Attraverso questa figura, ed il rapporto fra le due donne negli anni, Michela Murgia affronta una discussione sull'eutanasia ed il diritto a morire. Lo fa con calma, descrivendo le circostanze delle persone che ricorrono alle prestazioni dell'anziana, e gli effetti su di lei, e sulle famiglie coinvolte. A volte c'è un riscontro positivo, a volte no.

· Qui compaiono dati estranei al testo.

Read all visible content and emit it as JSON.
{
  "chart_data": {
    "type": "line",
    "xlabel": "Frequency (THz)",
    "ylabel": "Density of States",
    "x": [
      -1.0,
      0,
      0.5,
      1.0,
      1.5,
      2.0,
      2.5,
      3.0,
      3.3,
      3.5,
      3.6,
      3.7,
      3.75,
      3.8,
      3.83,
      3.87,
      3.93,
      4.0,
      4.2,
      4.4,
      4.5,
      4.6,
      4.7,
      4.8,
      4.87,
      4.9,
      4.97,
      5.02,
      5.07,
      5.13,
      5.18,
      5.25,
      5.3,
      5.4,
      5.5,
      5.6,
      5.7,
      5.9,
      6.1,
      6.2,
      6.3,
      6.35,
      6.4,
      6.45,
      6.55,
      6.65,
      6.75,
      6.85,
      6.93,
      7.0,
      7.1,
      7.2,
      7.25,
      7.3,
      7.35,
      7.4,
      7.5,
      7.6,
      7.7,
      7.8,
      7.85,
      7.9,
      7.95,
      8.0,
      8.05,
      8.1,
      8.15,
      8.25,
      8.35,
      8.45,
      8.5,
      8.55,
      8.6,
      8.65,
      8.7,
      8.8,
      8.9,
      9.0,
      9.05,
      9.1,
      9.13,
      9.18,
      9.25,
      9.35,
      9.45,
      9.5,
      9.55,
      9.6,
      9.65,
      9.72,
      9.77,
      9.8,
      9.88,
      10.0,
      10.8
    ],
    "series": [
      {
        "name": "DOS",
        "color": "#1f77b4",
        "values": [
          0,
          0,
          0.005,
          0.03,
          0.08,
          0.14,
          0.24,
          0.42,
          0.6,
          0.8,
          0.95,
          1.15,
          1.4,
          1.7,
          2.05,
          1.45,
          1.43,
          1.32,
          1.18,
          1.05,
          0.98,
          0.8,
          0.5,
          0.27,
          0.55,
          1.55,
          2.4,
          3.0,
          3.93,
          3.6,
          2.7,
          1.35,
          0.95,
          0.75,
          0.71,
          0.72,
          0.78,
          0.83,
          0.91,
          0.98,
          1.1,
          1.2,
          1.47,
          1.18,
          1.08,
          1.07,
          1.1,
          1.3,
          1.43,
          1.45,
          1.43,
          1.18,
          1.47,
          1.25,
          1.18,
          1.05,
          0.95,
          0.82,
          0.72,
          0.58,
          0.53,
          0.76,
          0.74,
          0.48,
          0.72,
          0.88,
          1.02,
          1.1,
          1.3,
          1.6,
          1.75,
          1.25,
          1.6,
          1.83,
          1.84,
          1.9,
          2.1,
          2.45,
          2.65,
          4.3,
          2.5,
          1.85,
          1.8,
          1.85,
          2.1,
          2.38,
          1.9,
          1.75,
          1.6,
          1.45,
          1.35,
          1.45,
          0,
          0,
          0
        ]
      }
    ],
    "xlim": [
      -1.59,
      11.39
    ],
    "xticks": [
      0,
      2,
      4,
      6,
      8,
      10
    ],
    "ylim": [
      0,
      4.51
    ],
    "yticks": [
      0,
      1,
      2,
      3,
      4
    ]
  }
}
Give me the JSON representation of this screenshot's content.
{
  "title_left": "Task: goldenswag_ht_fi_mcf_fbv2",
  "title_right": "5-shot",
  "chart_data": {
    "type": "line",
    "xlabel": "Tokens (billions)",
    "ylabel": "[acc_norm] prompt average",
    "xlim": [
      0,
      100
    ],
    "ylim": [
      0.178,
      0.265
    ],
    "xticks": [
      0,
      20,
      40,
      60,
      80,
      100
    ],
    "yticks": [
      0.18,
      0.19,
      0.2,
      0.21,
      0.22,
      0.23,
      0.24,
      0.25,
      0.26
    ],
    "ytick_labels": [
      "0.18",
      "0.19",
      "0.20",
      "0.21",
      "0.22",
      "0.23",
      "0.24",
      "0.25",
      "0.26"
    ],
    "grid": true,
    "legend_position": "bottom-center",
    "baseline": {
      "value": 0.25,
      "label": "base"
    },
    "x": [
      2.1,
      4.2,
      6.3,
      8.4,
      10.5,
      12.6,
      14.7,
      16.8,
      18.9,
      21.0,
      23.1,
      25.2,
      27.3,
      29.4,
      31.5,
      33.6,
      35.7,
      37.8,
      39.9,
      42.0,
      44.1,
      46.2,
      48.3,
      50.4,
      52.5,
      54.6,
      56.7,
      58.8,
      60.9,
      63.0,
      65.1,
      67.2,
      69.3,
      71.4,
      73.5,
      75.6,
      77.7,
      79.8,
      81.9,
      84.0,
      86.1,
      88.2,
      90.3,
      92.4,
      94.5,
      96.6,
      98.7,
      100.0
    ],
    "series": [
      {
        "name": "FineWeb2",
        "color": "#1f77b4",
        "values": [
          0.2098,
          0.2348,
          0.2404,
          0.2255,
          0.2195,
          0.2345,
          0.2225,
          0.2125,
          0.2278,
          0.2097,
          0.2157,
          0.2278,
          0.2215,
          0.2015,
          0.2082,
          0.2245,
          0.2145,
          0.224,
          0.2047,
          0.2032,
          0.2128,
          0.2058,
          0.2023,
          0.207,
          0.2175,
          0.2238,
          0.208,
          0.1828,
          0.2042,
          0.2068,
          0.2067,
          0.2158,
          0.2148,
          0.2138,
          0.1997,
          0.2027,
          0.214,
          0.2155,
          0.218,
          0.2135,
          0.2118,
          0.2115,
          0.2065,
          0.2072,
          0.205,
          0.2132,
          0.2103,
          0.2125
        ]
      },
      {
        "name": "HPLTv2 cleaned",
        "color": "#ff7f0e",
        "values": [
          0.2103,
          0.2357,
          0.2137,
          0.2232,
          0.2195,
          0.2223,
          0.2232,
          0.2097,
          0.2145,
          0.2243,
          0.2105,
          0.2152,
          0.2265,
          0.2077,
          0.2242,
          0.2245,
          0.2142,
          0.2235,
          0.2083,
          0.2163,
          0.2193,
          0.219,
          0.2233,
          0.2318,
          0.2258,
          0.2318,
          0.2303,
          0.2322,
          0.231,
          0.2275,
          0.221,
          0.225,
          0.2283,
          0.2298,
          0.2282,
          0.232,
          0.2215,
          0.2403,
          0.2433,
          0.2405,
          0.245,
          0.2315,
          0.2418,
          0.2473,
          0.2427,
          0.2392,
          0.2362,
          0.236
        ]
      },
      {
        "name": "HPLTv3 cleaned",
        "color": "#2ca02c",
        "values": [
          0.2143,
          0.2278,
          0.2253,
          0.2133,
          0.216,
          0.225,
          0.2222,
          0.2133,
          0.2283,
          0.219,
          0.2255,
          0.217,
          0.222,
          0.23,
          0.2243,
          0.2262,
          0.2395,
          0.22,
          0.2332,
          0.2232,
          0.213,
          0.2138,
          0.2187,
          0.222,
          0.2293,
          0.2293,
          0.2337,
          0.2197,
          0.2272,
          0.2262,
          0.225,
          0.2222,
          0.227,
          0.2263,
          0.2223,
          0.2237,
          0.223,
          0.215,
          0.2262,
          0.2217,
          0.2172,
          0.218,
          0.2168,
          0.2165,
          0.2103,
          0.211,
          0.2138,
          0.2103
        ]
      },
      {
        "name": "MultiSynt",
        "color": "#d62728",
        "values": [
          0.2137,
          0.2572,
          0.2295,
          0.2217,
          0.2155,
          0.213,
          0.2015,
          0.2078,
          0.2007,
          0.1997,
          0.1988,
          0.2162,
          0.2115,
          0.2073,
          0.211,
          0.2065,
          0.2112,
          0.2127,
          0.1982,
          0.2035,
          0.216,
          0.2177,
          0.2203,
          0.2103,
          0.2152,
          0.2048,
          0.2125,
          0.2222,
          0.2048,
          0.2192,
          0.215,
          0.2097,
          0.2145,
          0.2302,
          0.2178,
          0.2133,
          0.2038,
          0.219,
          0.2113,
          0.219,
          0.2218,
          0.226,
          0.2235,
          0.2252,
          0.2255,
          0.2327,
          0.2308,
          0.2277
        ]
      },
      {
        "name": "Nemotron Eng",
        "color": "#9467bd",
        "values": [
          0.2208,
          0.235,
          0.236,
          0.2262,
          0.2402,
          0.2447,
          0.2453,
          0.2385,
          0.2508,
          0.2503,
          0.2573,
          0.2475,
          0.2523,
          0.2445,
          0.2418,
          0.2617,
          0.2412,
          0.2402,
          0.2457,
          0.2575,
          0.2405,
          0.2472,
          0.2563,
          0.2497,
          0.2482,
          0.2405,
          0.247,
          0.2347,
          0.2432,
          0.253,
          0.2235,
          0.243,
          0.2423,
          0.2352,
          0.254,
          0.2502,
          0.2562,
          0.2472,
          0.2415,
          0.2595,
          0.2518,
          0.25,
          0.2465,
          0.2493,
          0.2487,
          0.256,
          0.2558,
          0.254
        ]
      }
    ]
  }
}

Attorno, la ragazzina cresce, ed il mondo cambia. L'orizzonte si espande oltre al paesino della Sardegna, ma li ritorna. È un libro locale, che mi ricorda la Liguria dei racconti di Calvino. E forse le due località si sovrappongono, ed i muretti a secco che immagino sono quelli delle balze della mia gioventù.

Fra i ringraziamenti mi salta all'occhio quello “per avermi guarito dalla paura di usare il mio sardo.” L'uso del dialetto nel libro è minimo, ma essenziale. Da sapore al tutto, e ben si accompagna al sole che risplende per entrambi i giorni in cui divoro il libricino. Breve, ma resterà.

Settimane

Da due mesi e più, ogni giorno percorro lo stesso pezzo di sentiero dietro casa. Ho visto i rami spogli riempirsi di gemme, di fiori, poi di foglie. Il sole si è alzato, ma un denso tetto verde ora nasconde il cielo. Neanche cinque metri separano il sentiero dalla strada, ma la civiltà svanisce dietro a cespugli, alberi, e le più rigogliose ortiche che abbia mai visto: alte sopra al ginocchio, foglie grandi come la mia mano.

Incontro regolarmente un paio di merli che pattugliano il sentiero, e vicino all'incrocio, dove gli alberi formano una volta più alta, si poggia spesso uno sfacciato pettirosso. Mi fermo ad ascoltarlo a neanche un metro, e mi chiedo come faccia così tanto suono ad uscire da una creature così piccola. D'altra parte, la civiltà aveva abbassato il volume, lasciando che altri suoni venissero a galla.

Alberi, ed una mosca Mi aggiro nel verde

Attorno alla passeggiata dopo pranzo, le settimane inizialmente disorganizzate hanno preso forma e consuetudine. Lavorare da casa, ricevere la spesa il Martedì, uscire una volta al giorno. Poche le variazioni sul tema. Ma il mondo è in flusso, e le porte si stanno riaprendo. Il traffico è tornato, riportando la strada in primo piano, e rubando magia al sentiero. Osservo ed aggiro gruppetti di persone sempre più grossi, e rimpiango la calma del mio lockdown privilegiato.

Dimensioni dei monitor L'inarrestabile crescere degli schermi

L'informatica non si è fermata, nonostante La Situazione, e nemmeno i colloqui di lavoro. La ricerca continua, ma un paio di possibilità si stanno allineando. Posizioni in città, ma remote: il nuovo normale a cui ci siamo abituati così rapidamente che nei colloqui neanche lo menzionano. Anche adattare la casa al lavoro d'ufficio è stato semplice. Ho solo aggiunto uno schermo, il più grosso che la minuscola scrivania potesse contenere senza sporgenze. Il formato 21:9 è curioso, ma funzionale. Il progresso ci porta più pixel, ma col tempo sto anche ammassando pollici.

Sono stanco però, spesso. Numerose giornate giungono al termine nell'insoddisfazione, e finiscono troppo tardi, accumulando ulteriore stanchezza. Attendo con trepidazione di poter andare altrove e spenderci del tempo senza tensione. In ufficio, in un parco, su una spiaggia. Altri posti per altri pensieri.